L’Alzheimer, una malattia neurodegenerativa che affligge milioni di persone, rappresenta un’ardua sfida scientifica, aggravata dai costi elevati e dagli effetti collaterali dei trattamenti attuali. Ma un conservante comune, presente in bibite e migliaia di prodotti alimentari, potrebbe migliorare memoria e capacità cognitive nei pazienti, offrendo una prospettiva innovativa per contrastare la settima causa di morte nel mondo occidentale.
Un recente studio clinico su 149 pazienti con Alzheimer lieve ha dimostrato che l’assunzione quotidiana di benzoato di sodio per 24 settimane favorisce un miglioramento delle funzioni cognitive e riduce i livelli di proteine beta-amiloidi nel sangue, un indicatore chiave della patologia. I partecipanti, di età compresa tra 50 e 90 anni, sono stati suddivisi casualmente in gruppi che ricevevano un placebo o dosi di 500, 750 o mille milligrammi al giorno del composto. I risultati più rilevanti si sono registrati nei gruppi trattati con 750 e mille milligrammi, che hanno mostrato progressi significativi in orientamento, capacità di trovare parole e richiamo verbale. In particolare, la riduzione delle proteine beta-amiloidi è stata più marcata nei pazienti con livelli iniziali più alti della loro forma più dannosa.
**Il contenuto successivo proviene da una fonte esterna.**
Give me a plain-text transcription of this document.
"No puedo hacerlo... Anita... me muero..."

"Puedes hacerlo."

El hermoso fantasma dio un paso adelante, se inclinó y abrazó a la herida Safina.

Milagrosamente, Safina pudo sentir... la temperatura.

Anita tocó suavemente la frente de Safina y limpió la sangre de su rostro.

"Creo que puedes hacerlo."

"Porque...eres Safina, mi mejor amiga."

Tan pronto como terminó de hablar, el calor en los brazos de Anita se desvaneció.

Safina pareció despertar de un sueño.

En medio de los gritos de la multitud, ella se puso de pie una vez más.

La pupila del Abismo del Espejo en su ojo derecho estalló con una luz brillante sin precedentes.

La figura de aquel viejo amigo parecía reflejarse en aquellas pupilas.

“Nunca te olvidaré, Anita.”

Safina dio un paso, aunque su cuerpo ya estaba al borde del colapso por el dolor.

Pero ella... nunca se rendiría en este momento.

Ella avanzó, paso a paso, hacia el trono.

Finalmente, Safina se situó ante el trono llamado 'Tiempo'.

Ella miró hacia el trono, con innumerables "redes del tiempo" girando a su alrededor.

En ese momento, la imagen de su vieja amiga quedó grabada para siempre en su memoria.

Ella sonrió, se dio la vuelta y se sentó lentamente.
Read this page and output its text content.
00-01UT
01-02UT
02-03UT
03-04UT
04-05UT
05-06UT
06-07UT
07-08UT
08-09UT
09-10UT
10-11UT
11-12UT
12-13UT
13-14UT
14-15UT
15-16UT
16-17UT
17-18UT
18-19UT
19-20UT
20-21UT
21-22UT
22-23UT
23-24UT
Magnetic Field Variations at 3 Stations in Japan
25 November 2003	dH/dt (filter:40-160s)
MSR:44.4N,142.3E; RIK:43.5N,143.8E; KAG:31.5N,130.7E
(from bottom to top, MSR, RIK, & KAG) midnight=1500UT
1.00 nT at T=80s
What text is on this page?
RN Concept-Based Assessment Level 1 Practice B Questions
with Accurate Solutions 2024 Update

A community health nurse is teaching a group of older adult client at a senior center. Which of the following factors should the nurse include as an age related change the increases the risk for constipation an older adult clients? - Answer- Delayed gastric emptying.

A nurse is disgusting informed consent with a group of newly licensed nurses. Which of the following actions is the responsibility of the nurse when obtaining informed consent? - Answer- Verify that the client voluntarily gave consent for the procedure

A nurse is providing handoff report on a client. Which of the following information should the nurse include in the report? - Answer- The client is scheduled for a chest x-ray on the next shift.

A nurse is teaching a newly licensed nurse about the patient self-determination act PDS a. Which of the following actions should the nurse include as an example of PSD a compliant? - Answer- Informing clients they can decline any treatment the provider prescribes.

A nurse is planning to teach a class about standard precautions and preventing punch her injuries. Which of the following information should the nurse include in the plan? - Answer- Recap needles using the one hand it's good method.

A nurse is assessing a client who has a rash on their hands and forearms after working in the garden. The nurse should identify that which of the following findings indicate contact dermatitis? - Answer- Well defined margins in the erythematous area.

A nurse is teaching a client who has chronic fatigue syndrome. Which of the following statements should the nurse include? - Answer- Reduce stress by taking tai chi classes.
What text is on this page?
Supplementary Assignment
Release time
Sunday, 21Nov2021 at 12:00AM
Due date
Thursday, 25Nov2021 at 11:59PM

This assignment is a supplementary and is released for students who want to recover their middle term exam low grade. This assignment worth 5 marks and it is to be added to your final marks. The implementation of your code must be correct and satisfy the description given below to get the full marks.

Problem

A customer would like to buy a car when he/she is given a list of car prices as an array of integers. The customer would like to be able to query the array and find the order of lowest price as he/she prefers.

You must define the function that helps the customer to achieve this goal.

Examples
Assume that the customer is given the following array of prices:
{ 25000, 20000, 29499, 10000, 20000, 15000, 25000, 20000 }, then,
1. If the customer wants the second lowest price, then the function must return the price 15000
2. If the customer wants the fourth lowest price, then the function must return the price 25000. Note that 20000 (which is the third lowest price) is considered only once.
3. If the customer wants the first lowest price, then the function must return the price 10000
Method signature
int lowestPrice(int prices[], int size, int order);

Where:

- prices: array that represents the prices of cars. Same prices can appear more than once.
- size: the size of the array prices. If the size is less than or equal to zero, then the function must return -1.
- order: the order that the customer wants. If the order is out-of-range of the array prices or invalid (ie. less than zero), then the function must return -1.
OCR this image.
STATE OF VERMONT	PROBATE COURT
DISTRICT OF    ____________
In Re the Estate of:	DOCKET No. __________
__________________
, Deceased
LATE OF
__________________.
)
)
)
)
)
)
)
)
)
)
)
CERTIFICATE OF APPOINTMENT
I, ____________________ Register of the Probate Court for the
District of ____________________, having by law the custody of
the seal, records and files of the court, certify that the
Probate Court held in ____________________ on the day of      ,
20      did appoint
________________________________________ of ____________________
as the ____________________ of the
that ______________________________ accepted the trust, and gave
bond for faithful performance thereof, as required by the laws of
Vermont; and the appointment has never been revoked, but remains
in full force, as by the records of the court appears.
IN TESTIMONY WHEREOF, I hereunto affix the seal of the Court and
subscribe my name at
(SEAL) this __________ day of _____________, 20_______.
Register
Largamente usato in alimenti e bevande acide per prevenire il deterioramento, negli Stati Uniti il conservante è considerato sicuro dalla Food and Drug Administration, che ne autorizza l’uso fino a un massimo dello 0,1% nei prodotti. L’Organizzazione mondiale della sanità, fissa invece un’assunzione giornaliera accettabile tra zero e 20 milligrammi per chilogrammo di peso corporeo, pari a circa 1.300 milligrammi al giorno per un adulto di 68 chili. Nonostante ciò, il composto non è privo di controversie: in combinazione con la vitamina C, può generare benzene, una sostanza cancerogena, ed è stato associato a iperattività nei bambini e possibili disfunzioni cellulari. Diversamente dai trattamenti convenzionali, che mirano a rimuovere le placche amiloidi dal cervello, il benzoato di sodio agisce su molteplici fronti. Potrebbe migliorare la comunicazione tra le cellule cerebrali bloccando un enzima che degrada la D-serina, un messaggero chimico cruciale per apprendimento e memoria, la cui attività si riduce con l’invecchiamento e nella malattia. Inoltre, il conservante contribuisce a mitigare lo stress ossidativo, un danno cellulare causato da molecole nocive, altro fattore determinante nell’Alzheimer. Ricerche precedenti hanno evidenziato che il composto attenua l’infiammazione nelle cellule immunitarie cerebrali e protegge i neuroni, incrementando i livelli di catalasi e glutatione, due antiossidanti essenziali contro il danno ossidativo.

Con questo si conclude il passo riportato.